Upon exiting the tram we followed the path to a large plaza where we could see all three of the archeological pits. Pit 1 is the most famous and contains most of the soldiers but Pits 2 and 3 are definitely worth seeing too.
We walked in the front door of Pit 1, through a small lobby and out onto a small platform and there were the soldiers, all lined up in front of us. Naturally there’s a bit of a crowd at this viewing point as everyone tries to get photos to convey just how large this area is.
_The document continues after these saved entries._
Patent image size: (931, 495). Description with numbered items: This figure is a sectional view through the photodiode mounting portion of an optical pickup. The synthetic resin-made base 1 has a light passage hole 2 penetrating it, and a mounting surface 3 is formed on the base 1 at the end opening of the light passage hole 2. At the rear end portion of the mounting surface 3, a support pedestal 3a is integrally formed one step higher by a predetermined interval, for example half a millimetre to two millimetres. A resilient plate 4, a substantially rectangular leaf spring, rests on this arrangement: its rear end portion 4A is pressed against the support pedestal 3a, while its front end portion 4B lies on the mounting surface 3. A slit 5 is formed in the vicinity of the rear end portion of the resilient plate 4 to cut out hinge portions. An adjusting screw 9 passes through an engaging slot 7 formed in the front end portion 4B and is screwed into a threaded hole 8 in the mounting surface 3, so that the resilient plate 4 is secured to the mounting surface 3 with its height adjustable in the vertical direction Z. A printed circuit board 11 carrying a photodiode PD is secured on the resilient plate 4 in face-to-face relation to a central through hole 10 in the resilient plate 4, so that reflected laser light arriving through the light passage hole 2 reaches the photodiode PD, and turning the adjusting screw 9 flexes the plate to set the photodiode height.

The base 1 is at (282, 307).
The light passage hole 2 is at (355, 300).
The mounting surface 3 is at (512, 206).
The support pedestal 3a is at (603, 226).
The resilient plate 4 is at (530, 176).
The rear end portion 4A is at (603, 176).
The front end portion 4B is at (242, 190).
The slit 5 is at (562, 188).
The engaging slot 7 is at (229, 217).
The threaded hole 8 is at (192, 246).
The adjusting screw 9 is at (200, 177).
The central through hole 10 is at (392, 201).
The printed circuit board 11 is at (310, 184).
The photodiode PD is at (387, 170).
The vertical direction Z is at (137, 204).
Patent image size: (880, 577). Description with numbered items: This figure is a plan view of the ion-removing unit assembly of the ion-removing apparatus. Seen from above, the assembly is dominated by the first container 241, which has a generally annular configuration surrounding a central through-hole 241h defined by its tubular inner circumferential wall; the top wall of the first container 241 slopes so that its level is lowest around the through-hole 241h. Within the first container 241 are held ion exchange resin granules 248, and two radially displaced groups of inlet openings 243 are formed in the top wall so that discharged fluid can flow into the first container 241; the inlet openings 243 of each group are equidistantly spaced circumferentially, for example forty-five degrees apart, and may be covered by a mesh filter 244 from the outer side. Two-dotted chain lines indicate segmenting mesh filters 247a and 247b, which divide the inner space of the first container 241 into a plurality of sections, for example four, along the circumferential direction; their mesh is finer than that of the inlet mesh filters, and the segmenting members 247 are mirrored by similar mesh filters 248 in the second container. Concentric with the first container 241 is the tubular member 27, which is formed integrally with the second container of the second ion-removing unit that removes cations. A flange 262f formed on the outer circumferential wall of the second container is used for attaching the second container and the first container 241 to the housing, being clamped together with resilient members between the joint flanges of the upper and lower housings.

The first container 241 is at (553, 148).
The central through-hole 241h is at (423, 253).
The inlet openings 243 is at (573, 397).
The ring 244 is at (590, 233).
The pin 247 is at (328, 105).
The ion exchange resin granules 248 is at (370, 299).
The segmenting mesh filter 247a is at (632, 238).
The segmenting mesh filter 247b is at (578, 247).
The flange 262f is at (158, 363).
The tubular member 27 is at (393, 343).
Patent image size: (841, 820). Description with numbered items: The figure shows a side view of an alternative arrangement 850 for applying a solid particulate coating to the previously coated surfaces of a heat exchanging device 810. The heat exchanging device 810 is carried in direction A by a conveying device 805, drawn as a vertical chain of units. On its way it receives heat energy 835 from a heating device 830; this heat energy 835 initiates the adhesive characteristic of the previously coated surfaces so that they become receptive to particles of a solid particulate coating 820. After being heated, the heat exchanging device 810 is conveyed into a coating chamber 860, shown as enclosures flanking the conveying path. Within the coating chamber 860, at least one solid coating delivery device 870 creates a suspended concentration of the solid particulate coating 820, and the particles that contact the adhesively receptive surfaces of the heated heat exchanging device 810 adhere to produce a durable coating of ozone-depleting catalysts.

Pit 1 is 750 feet long and 203 feet wide, making it long enough for two American football fields with thirty feet to spare on either side.
The domed ceiling even gives the building the feeling of an athletic field or perhaps an airplane hangar. I liked the skylights throughout as the room tended to be a little dark and artificial light just wouldn’t make it seem the same. The original pit had a wood roof but over the years it collapsed and it is assumed part of what caused some of the warriors to be smashed into pieces. The earth-rammed walls in between the soldiers were used to support the roof.
The army was discovered in 1974 when some farmers were digging a well at one end of what is now Pit 1. The bricks discovered near the well site are the earliest-made bricks discovered in China.
The soldiers guard the east end of the tomb, which has not yet been opened due to concerns over ways to preserve its artifacts.
There were a few sections of the terra cotta “hospital” where the statues had been painstakingly reassembled and glued into place and what looks like plastic wrap was being used to hold all the pieces together until the adhesive set.
Why are so many statues missing heads? Because the head was completely detachable from the body. That allowed the creators to make a hollow body which, as you can imagine, made the figures considerably lighter than they would have been if they were solid. It also meant the heads were exchangeable to a degree. You may notice that each face is unique and it makes me wonder how many of these faces were modeled on the artists and laborers who created the figures and dug the pits.
There were archeologists at work on the army while we were there. You can see the section roped off on the right, which was where the workers were with additional lighting as they worked on part of the world’s largest jigsaw puzzles.
Pit 2 did not have the natural lighting of Pit 1 and was not as thoroughly excavated. Here we saw horses and chariot drivers but no chariots.
Pit 3 is the least excavated. Ground-penetrating radar was used to help determine what figures are underneath the centuries of soil and sand.
The Pit 3 building also had a few of the better-preserved figures behind glass, which was similar to the way I’d seen them all those years ago in Memphis. There are four major types of warrior figures. This is a Kneeling Archer. Those his crossbow is long-gone, his hands are still set to hold it.
Seven of these High-Ranking Officers, or Generals, were found in these pits. He wears double-layered robes beneath his armor and a hat that ties beneath his chin. His shoes have square openings and upward-bending tips.
Our last stop was the Museum of Bronze Works. It was filled recovered bronze items like the one below. I’d have like to have captured more photos but it was extremely crowded and I was starting to feel a bit claustrophobic.
The Chinese may not like some Western things but one thing they’ve learned quite well: at museums and attractions, force the guests to leave through the gift shop. In this case it’s not a single shop but a veritable outdoor mall of gift shops and eateries, including Burger King, that you pass by on the way to the parking lot. Fortunately it’s wide enough that you don’t feel like you’re running a gauntlet. They even had an indoor ski slope and I was disappointed we didn’t have time to visit.
This museum was named a UNESCO World Heritage Site in 1987 and it’s the largest funerary site ever uncovered. The site is presented extremely well and it is a must-see if you’re anywhere in the area of Xi’an.